A rare and unusual job opportunity arose for those from the geeky/nerdy fringe of society who have now come centre stage on the career front. Their services are much in demand.
However, it was all exposed within hours by a former member of staff.
A unique and inventive code breaking game online through Facebook and Twitter was deployed by GCHQ, the government’s intelligence agency, to find new recruits not otherwise attracted to being a ‘civil servant’ or not already picked up the big online giants.
The eavesdropping hub of GCHQ were looking to take on about 35 new spies from among people who were not from the traditional elite universities normally searched. Today’s generations of spooks were set a task unscramble 160 pairs of seemingly meaningless numbers and letters and find a secret word.

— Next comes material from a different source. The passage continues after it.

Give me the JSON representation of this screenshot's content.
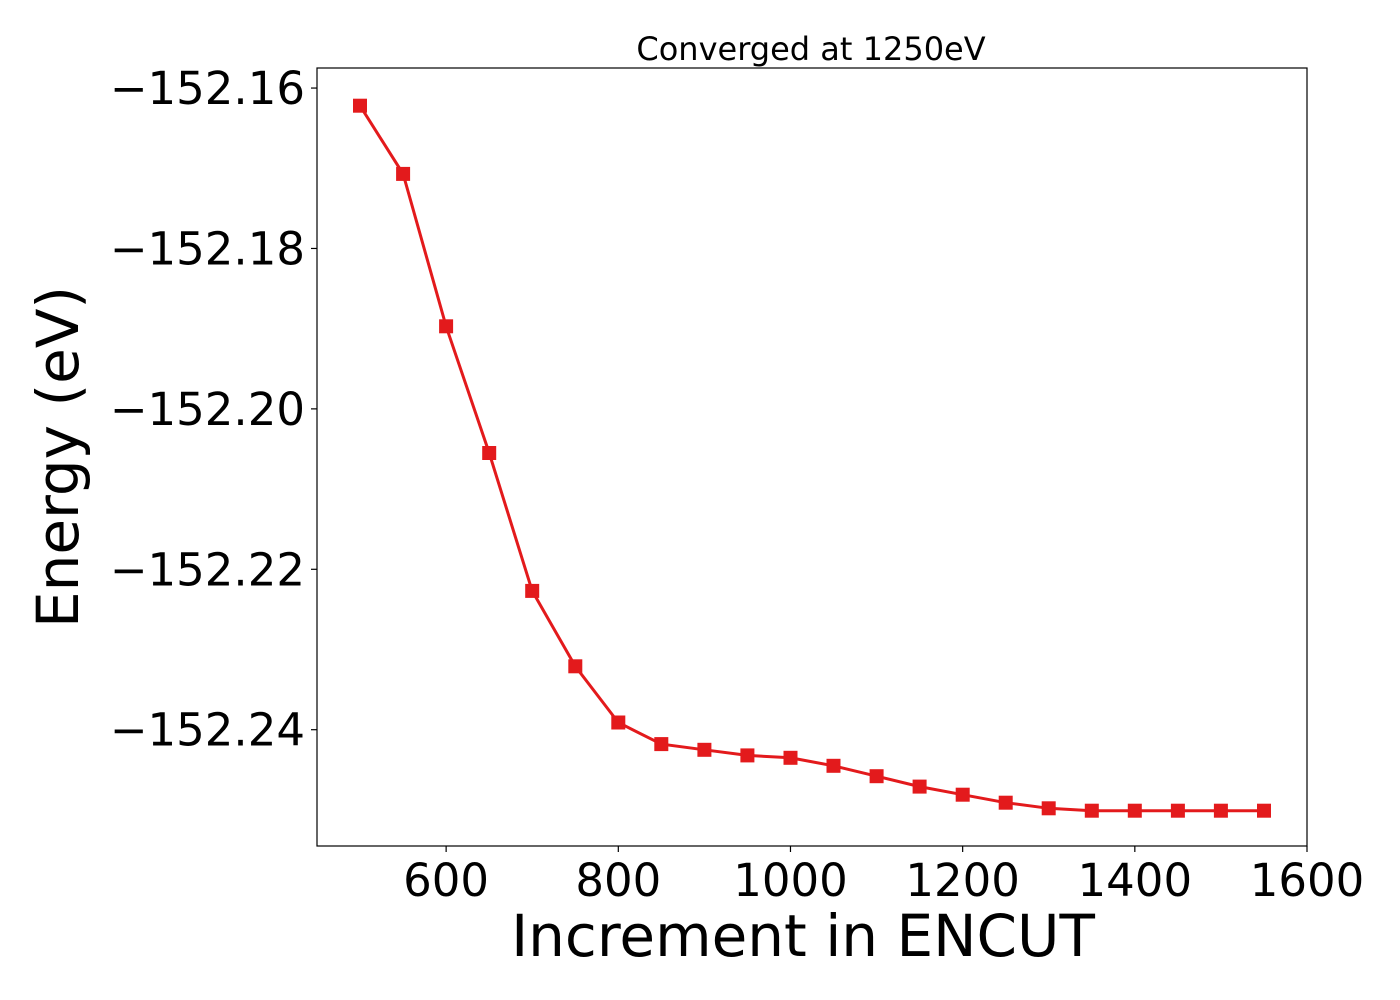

They said that traditional forms of advertising do not attract the new, more left-field thinkers they need. Graduates as expected, but also the self taught, the obsessives interested in ‘ethical hacking’ and cutting-edge computer technology will be given a free hand to create new defences and to break into unwanted, hostile cyber attacks.
The ethical hacking website ehacking.net explained that with security and defence now ‘an important field of interest’, with no organisation safe, they needed ‘enough penetration testers’ to come up with solutions to fight attacks. These workers ‘attack like a black hat hacker’ to find every tiny weakness/vulnerability in any system.
So, in effect, the work of official hackers and crackers is both pro-active (to break through hostile organisations’ defences) and reactive (to defend what is at home in Britain).
Unfortunately for GCHQ, on 2 December, the Daily Telegraph exposed the answer, solved by about 50 people, as accessible through three separate and complex stages. Once through, the successful code-breaker was invited to use their ‘skills and ingenuity’ to combat terrorism.
However, the final link was to a page of jobs at GCHQ offering £25,000 a year for cyber security specialist. No wonder they struggle to retain high-calibre frontline staff, when the most junior post at Google, Amazon or Microsoft would laugh at that salary.
But it was a nice try, GCHQ. A good, original idea.